Let’s parse this a bit. You “have been baptized.” It’s a gift. It happened to you. It is essentially God’s doing, no matter what age you were when it happened. What happened? What did God do? “We were buried therefore with Him by baptism into death…” It happened to us. God buried us with Christ. Why? So that “as Christ was raised from the dead by the glory of the Father, we too might walk in newness of life.” This brings the great promise for all so united with Christ: “if we have been united with Him in a death like His, we shall certainly be united with Him in a resurrection like His.” That’s what we are called to believe. All of us have to die. But in Jesus Christ, God is in the business of raising the dead. In fact, this is the only game in town. This is what God does – He raises the dead, in Jesus, all who are united to Him.
How does that work out in daily life? As we remember, I am baptized. Many of you know the catechism:
What does such baptizing with water indicate? It indicates that the Old Adam in us should by daily contrition and repentance be drowned and die with all sins and evil desires, and that a new man should daily emerge and arise to live before God in righteousness and purity forever. (Small Catechism IV:11ff).
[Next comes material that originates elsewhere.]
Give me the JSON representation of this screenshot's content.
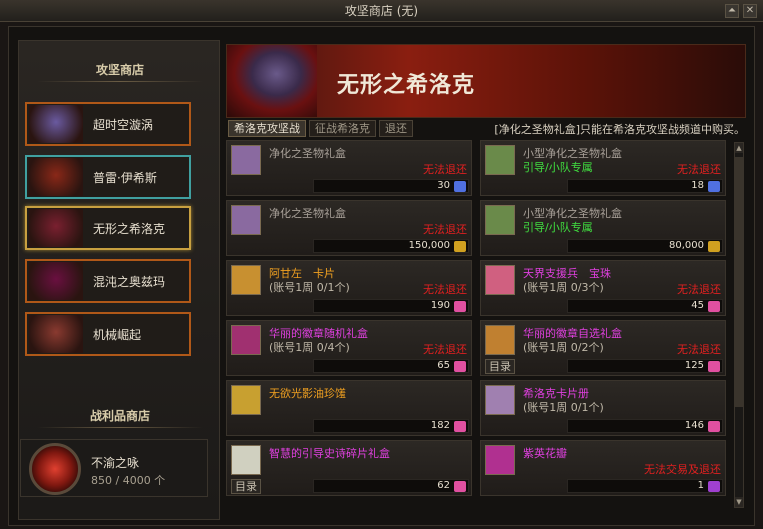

Christian living truly is a matter of death and life! It’s a daily dying to sin, and a daily living in the forgiveness of sins, raised to new life each day. Again, the Word of God:
We know that Christ being raised from the dead will never die again; death no longer has dominion over Him. For the death He died He died to sin, once for all, but the life He lives He lives to God. So you also must consider yourselves dead to sin and alive to God in Christ Jesus (Romans 6:9-11).
One of God’s means for keeping us in His grace as His baptized children is the practice of confession and absolution. We confess our sin before God. In other words, we agree with the judgment of God’s law that we are dying sinners. That law puts us to death. And then, remembering God’s business is to raise the dead, we hear the Word of absolution as God’s pardon for Christ’s sake, as God’s Word to raise the dead, to call us back to life in Christ. It happened when we were baptized: we died with Christ and were raised to life. It happens over and over again when we confess sin and hear the Word of forgiveness: we are raised to life again with Christ. It is simply a repetition of what God did when we were baptized.
It happens in the public confession and absolution in our worship. It happens when Christians forgive one another in the name and for the sake of Christ. It happens in pastoral care, particularly in private confession and absolution. We die to sin and are raised to life in Christ as we hear in the voice of another the voice of Christ, I forgive you all your sins. The Lord Himself is delivering it. For we have died and lived again, as we each can say, I am baptized! And then we are called to give away to others the same mercy we have received in Christ. He never runs out, for there is always more.
Yes, it’s a matter of death and life – in Christ!